Prostitution has been completely illegal in the U.S. since 1915 when all states passed legislation to ban brothels and the act of having sex for money.
Today, prostitution is criminalized everywhere in the U.S. with the exception of some counties in Nevada.
To many people, the idea of having sex for money may seem immoral, and prostitution is often associated with abuse, violence and the exploitation of women. There are several reasons why a woman might go into prostitution but one of the most common is money.
Many prostitutes are in need of money and lacking other opportunities, so they may see prostitution as a way to stay afloat financially.
The problem is by criminalizing prostitution, sex workers are put at a far greater risk of being abused or contracting STDs due to lack of legal regulation. If a sex worker who needs money incurs a criminal charge, this makes it even harder for them to find a legal job and pay potential fines, thus encouraging them to continue prostituting themselves — the exact opposite intention of laws banning prostitution.
The nationwide ban on prostitution is largely based on morality, viewing it as a modern day form of slavery and as inherently demeaning. Sex work may be viewed as immoral by some people, but that should have no bearing on its legality.
Women have autonomy over their own bodies and should not face criminal charges for engaging in sexual activity. Legalizing sex for money would not only be highly regulated with routine STD testing and requiring condoms for all sexual activity, but it also makes sex workers safer, giving them the right to refuse service at any time for any reason.
The many problems associated with prostitution primarily are due to it being pushed underground. Illegal prostitution forces many women into dangerous situations. Since it is illegal, if there is a problem with a customer no one can call the police out of fear of criminal charges.
In order to avoid detection by law enforcement, women are often forced to work alone or in isolated locations, making them much more vulnerable. At legal brothels there is security and the police can resolve disputes just as with any other legal business.
Many countries decriminalize the selling of sex and choose to only punish the buyer, but this does not go far enough and is not the most effective solution to the problem. Women may not face criminal charges for selling sex, but they still are at risk because it is not a safe, government-regulated service.
Prostitutes who need money will likely sell sex anyway, regardless of its legality, often forcing them to take risky clients or find a manager which may abuse or exploit them. Sex workers need legal protections which allow them to avoid abuse and report wrongdoing to the police without fearing arrest.
Laws against prostitution are purely paternalistic and perpetuate the demonization of sex work and gender inequality in society. Banning prostitution only contributes to the long history of laws attempting to control women’s bodies and the legality of sex behind closed doors.

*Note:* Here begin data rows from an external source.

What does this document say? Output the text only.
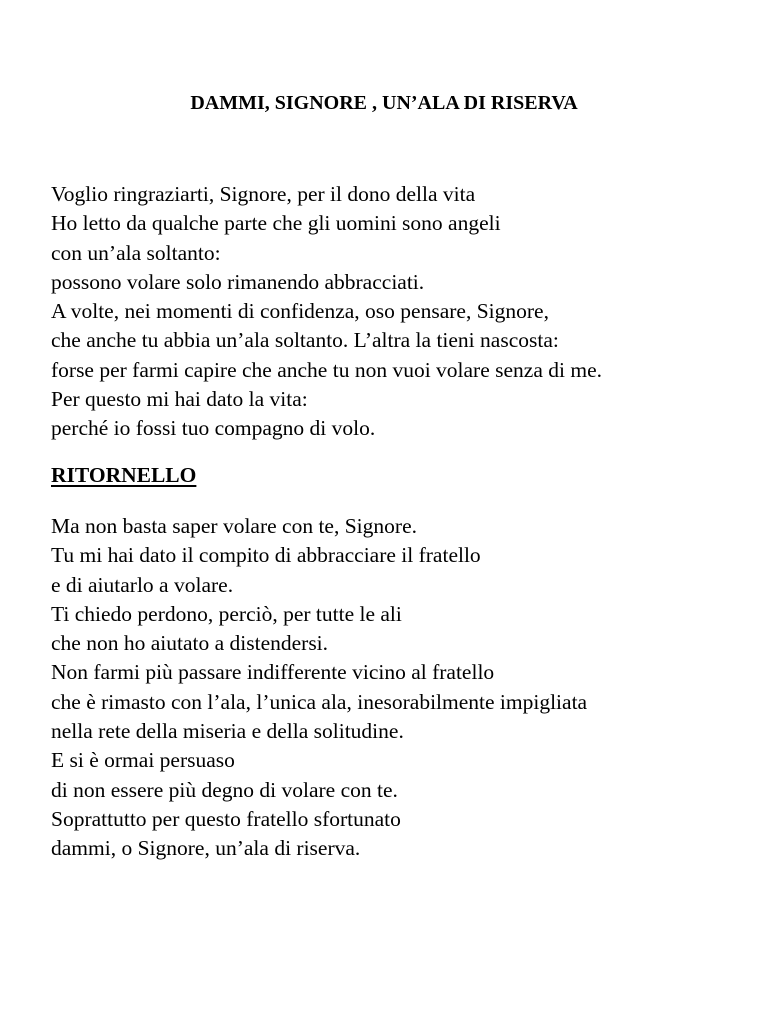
DAMMI, SIGNORE , UN’ALA DI RISERVA
Voglio ringraziarti, Signore, per il dono della vita
Ho letto da qualche parte che gli uomini sono angeli
con un’ala soltanto:
possono volare solo rimanendo abbracciati.
A volte, nei momenti di confidenza, oso pensare, Signore,
che anche tu abbia un’ala soltanto. L’altra la tieni nascosta:
forse per farmi capire che anche tu non vuoi volare senza di me.
Per questo mi hai dato la vita:
perché io fossi tuo compagno di volo.
RITORNELLO
Ma non basta saper volare con te, Signore.
Tu mi hai dato il compito di abbracciare il fratello
e di aiutarlo a volare.
Ti chiedo perdono, perciò, per tutte le ali
che non ho aiutato a distendersi.
Non farmi più passare indifferente vicino al fratello
che è rimasto con l’ala, l’unica ala, inesorabilmente impigliata
nella rete della miseria e della solitudine.
E si è ormai persuaso
di non essere più degno di volare con te.
Soprattutto per questo fratello sfortunato
dammi, o Signore, un’ala di riserva.
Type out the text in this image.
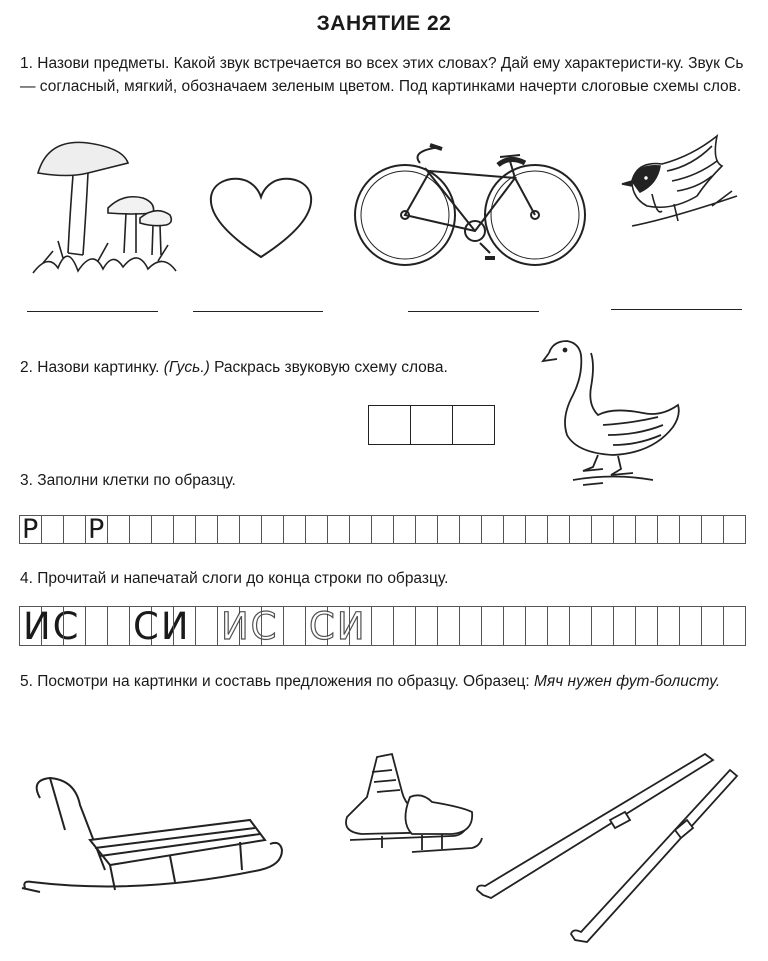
ЗАНЯТИЕ 22
1. Назови предметы. Какой звук встречается во всех этих словах? Дай ему характеристи-ку. Звук Сь — согласный, мягкий, обозначаем зеленым цветом. Под картинками начерти слоговые схемы слов.
2. Назови картинку. (Гусь.) Раскрась звуковую схему слова.
3. Заполни клетки по образцу.
Р Р
4. Прочитай и напечатай слоги до конца строки по образцу.
ИС СИ ИС СИ
5. Посмотри на картинки и составь предложения по образцу. Образец: Мяч нужен фут-болисту.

Many sex workers like their job and many hate it, just like any other job. To say sex workers are “too victimized” or “too damaged” to look out for what may be best for them is merely to discredit sex workers and to continue to ignore the many problems in the industry.
People’s opinions both inside and outside of the industry of sex work should not be relevant. What is important is that those who choose to participate in prostitution can do so safely with legal protections.
The government should not have the right to intervene in the sex lives of individuals. Sex for money is illegal in the U.S., unless there happens to be a camera rolling for a pornographic film.
A legal, regulated and taxed marketplace for sex is safer for both the buyer and the seller of sex, and it could raise an estimated $20 billion in tax revenue annually based on the model set by Nevada.
Laws around sex work need to be determined by those in the industry, following the guide of sex worker-led organizations like the Sex Workers Advocacy and Resistance Movement (SWARM). Many other countries around the world have already taken the step to legalize prostitution and it is time the U.S. follows suit.